E3SM-Project / scorpio

A high-level Parallel I/O Library for structured grid applications
19 stars 16 forks source link

Add direct reading capability for ADIOS IO type #544

Closed dqwu closed 8 months ago

dqwu commented 10 months ago

This enhancement is primarily authored by @dmitry-ganyushin (Dmitry Ganyushin, ADIOS developer), which enables E3SM runs to directly read restart files in ADIOS BP5 format, eliminating the need for BP to NC file conversion before restart runs.

Furthermore, we have incorporated additional code refinements, improved error handling, and addressed minor bugs in Dmitry's initial patch.

dqwu commented 10 months ago

[Two Known Limitations of ADIOS Read Support] 1) In order to read a distributed array, the decomposition map must precisely match the map utilized for writing that array. This also requires that the restart run employs the same PE layout as the initial run.

For E3SM ne4 F case restart runs, we encounter some errors when attempting to read the restart file mpassi.rst.0001-01-02_00000.nc in ADIOS BP format. This arises from certain distributed arrays being written and subsequently read with differing decomposition maps.

A viable solution is to utilize NetCDF or PnetCDF types for writing and reading this category of restart files.

2) Currently, open-to-append mode is not supported for ADIOS type. If an E3SM restart run is configured to open an output history file in ADIOS BP format and append additional time steps to it, an error will be generated by SCORPIO.
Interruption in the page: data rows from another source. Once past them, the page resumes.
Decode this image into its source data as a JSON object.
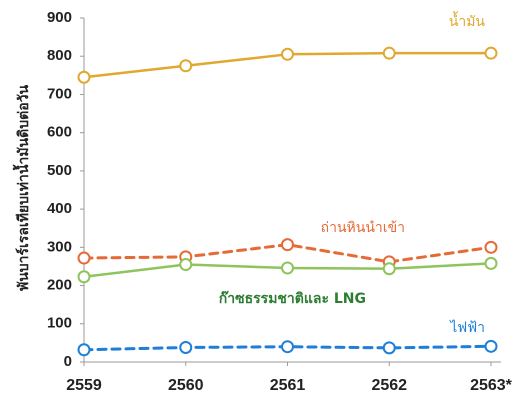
{
  "chart_data": {
    "type": "line",
    "categories": [
      "2559",
      "2560",
      "2561",
      "2562",
      "2563*"
    ],
    "ylabel": "พันบาร์เรลเทียบเท่าน้ำมันดิบต่อวัน",
    "ylim": [
      0,
      900
    ],
    "yticks": [
      "0",
      "100",
      "200",
      "300",
      "400",
      "500",
      "600",
      "700",
      "800",
      "900"
    ],
    "grid": false,
    "series": [
      {
        "name": "น้ำมัน",
        "values": [
          745,
          775,
          805,
          808,
          808
        ],
        "color": "#E0A82E",
        "dashed": false
      },
      {
        "name": "ถ่านหินนำเข้า",
        "values": [
          272,
          275,
          307,
          262,
          300
        ],
        "color": "#E66A35",
        "dashed": true
      },
      {
        "name": "ก๊าซธรรมชาติและ LNG",
        "values": [
          223,
          255,
          246,
          244,
          258
        ],
        "color": "#8DC45B",
        "dashed": false
      },
      {
        "name": "ไฟฟ้า",
        "values": [
          32,
          38,
          40,
          37,
          41
        ],
        "color": "#1F7FD8",
        "dashed": true
      }
    ]
  }
}
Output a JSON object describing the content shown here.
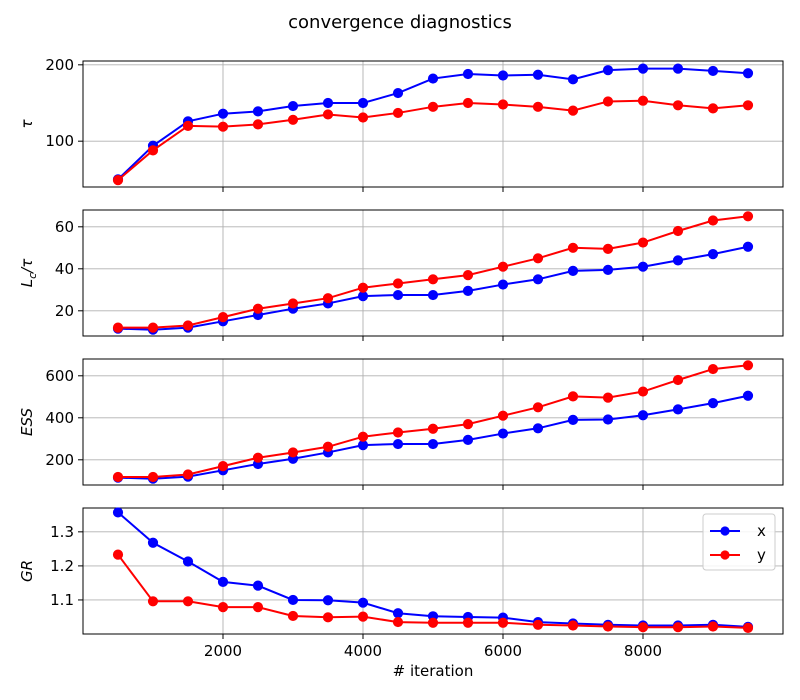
{
  "chart_data": [
    {
      "type": "line",
      "title": "convergence diagnostics",
      "ylabel": "τ",
      "xlabel": "",
      "xlim": [
        0,
        10000
      ],
      "ylim": [
        40,
        205
      ],
      "xticks": [
        2000,
        4000,
        6000,
        8000
      ],
      "yticks": [
        100,
        200
      ],
      "ytick_labels": [
        "100",
        "200"
      ],
      "grid": true,
      "x": [
        500,
        1000,
        1500,
        2000,
        2500,
        3000,
        3500,
        4000,
        4500,
        5000,
        5500,
        6000,
        6500,
        7000,
        7500,
        8000,
        8500,
        9000,
        9500
      ],
      "series": [
        {
          "name": "x",
          "color": "#0000ff",
          "values": [
            50,
            94,
            126,
            136,
            139,
            146,
            150,
            150,
            163,
            182,
            188,
            186,
            187,
            181,
            193,
            195,
            195,
            192,
            189
          ]
        },
        {
          "name": "y",
          "color": "#ff0000",
          "values": [
            49,
            88,
            120,
            119,
            122,
            128,
            135,
            131,
            137,
            145,
            150,
            148,
            145,
            140,
            152,
            153,
            147,
            143,
            147
          ]
        }
      ]
    },
    {
      "type": "line",
      "ylabel": "L_c/τ",
      "xlabel": "",
      "xlim": [
        0,
        10000
      ],
      "ylim": [
        8,
        68
      ],
      "xticks": [
        2000,
        4000,
        6000,
        8000
      ],
      "yticks": [
        20,
        40,
        60
      ],
      "ytick_labels": [
        "20",
        "40",
        "60"
      ],
      "grid": true,
      "x": [
        500,
        1000,
        1500,
        2000,
        2500,
        3000,
        3500,
        4000,
        4500,
        5000,
        5500,
        6000,
        6500,
        7000,
        7500,
        8000,
        8500,
        9000,
        9500
      ],
      "series": [
        {
          "name": "x",
          "color": "#0000ff",
          "values": [
            11.5,
            11,
            12,
            15,
            18,
            21,
            23.5,
            27,
            27.5,
            27.5,
            29.5,
            32.5,
            35,
            39,
            39.5,
            41,
            44,
            47,
            50.5
          ]
        },
        {
          "name": "y",
          "color": "#ff0000",
          "values": [
            12,
            12,
            13,
            17,
            21,
            23.5,
            26,
            31,
            33,
            35,
            37,
            41,
            45,
            50,
            49.5,
            52.5,
            58,
            63,
            65
          ]
        }
      ]
    },
    {
      "type": "line",
      "ylabel": "ESS",
      "xlabel": "",
      "xlim": [
        0,
        10000
      ],
      "ylim": [
        80,
        680
      ],
      "xticks": [
        2000,
        4000,
        6000,
        8000
      ],
      "yticks": [
        200,
        400,
        600
      ],
      "ytick_labels": [
        "200",
        "400",
        "600"
      ],
      "grid": true,
      "x": [
        500,
        1000,
        1500,
        2000,
        2500,
        3000,
        3500,
        4000,
        4500,
        5000,
        5500,
        6000,
        6500,
        7000,
        7500,
        8000,
        8500,
        9000,
        9500
      ],
      "series": [
        {
          "name": "x",
          "color": "#0000ff",
          "values": [
            115,
            110,
            120,
            150,
            180,
            205,
            235,
            270,
            275,
            275,
            295,
            325,
            350,
            390,
            392,
            412,
            440,
            470,
            505
          ]
        },
        {
          "name": "y",
          "color": "#ff0000",
          "values": [
            118,
            118,
            130,
            170,
            210,
            235,
            262,
            310,
            330,
            348,
            370,
            410,
            450,
            502,
            496,
            525,
            580,
            632,
            650
          ]
        }
      ]
    },
    {
      "type": "line",
      "ylabel": "GR",
      "xlabel": "# iteration",
      "xlim": [
        0,
        10000
      ],
      "ylim": [
        1.0,
        1.37
      ],
      "xticks": [
        2000,
        4000,
        6000,
        8000
      ],
      "xtick_labels": [
        "2000",
        "4000",
        "6000",
        "8000"
      ],
      "yticks": [
        1.1,
        1.2,
        1.3
      ],
      "ytick_labels": [
        "1.1",
        "1.2",
        "1.3"
      ],
      "grid": true,
      "legend": {
        "placement": "top-right",
        "entries": [
          "x",
          "y"
        ]
      },
      "x": [
        500,
        1000,
        1500,
        2000,
        2500,
        3000,
        3500,
        4000,
        4500,
        5000,
        5500,
        6000,
        6500,
        7000,
        7500,
        8000,
        8500,
        9000,
        9500
      ],
      "series": [
        {
          "name": "x",
          "color": "#0000ff",
          "values": [
            1.357,
            1.268,
            1.213,
            1.153,
            1.142,
            1.1,
            1.099,
            1.092,
            1.061,
            1.052,
            1.05,
            1.048,
            1.035,
            1.031,
            1.027,
            1.025,
            1.025,
            1.027,
            1.021
          ]
        },
        {
          "name": "y",
          "color": "#ff0000",
          "values": [
            1.233,
            1.096,
            1.096,
            1.079,
            1.079,
            1.053,
            1.049,
            1.051,
            1.035,
            1.033,
            1.033,
            1.033,
            1.027,
            1.025,
            1.022,
            1.02,
            1.02,
            1.022,
            1.018
          ]
        }
      ]
    }
  ]
}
Workaround 1: Adjust the configuration of restart runs to avoid open-to-append mode for specific history files.

Workaround 2: Opt for NetCDF or PnetCDF types for files that will undergo append operations.

dqwu commented 10 months ago

[Known Issues on E3SM/CIME Side] 1) In E3SM restart runs, it's necessary to create dummy XXX.nc files even when XXX.nc.bp files are already available. This workaround is crucial to successfully pass certain file existence checks on the E3SM/CIME side. Ideally, E3SM/CIME should be able to recognize these files in ADIOS BP format.

2) Some MPAS files are written and read with IO types specified in stream files, rather than in env_run.xml. Currently, we're still encountering problems when attempting to set ADIOS IO types in these stream files, resulting in the consistent use of the default PnetCDF type.

dqwu commented 9 months ago

Do we need qhashtbl* files? What is the copyright for this code (does it work with SCORPIO copyright)? Can we replace it with C++ maps?

Feedback from Dmitry:

On the website of this software qdecoder.org there is a statement that this is a BSD-like software. To my understanding we can freely use it. It is just a hash map which is used for missing caching feature in ADIOS. Once caching will be implemented in the new version of ADIOS (there is some activities going on in this direction) we can remove those files.

We can also switch to unordered_map in C++ STL as you have suggested.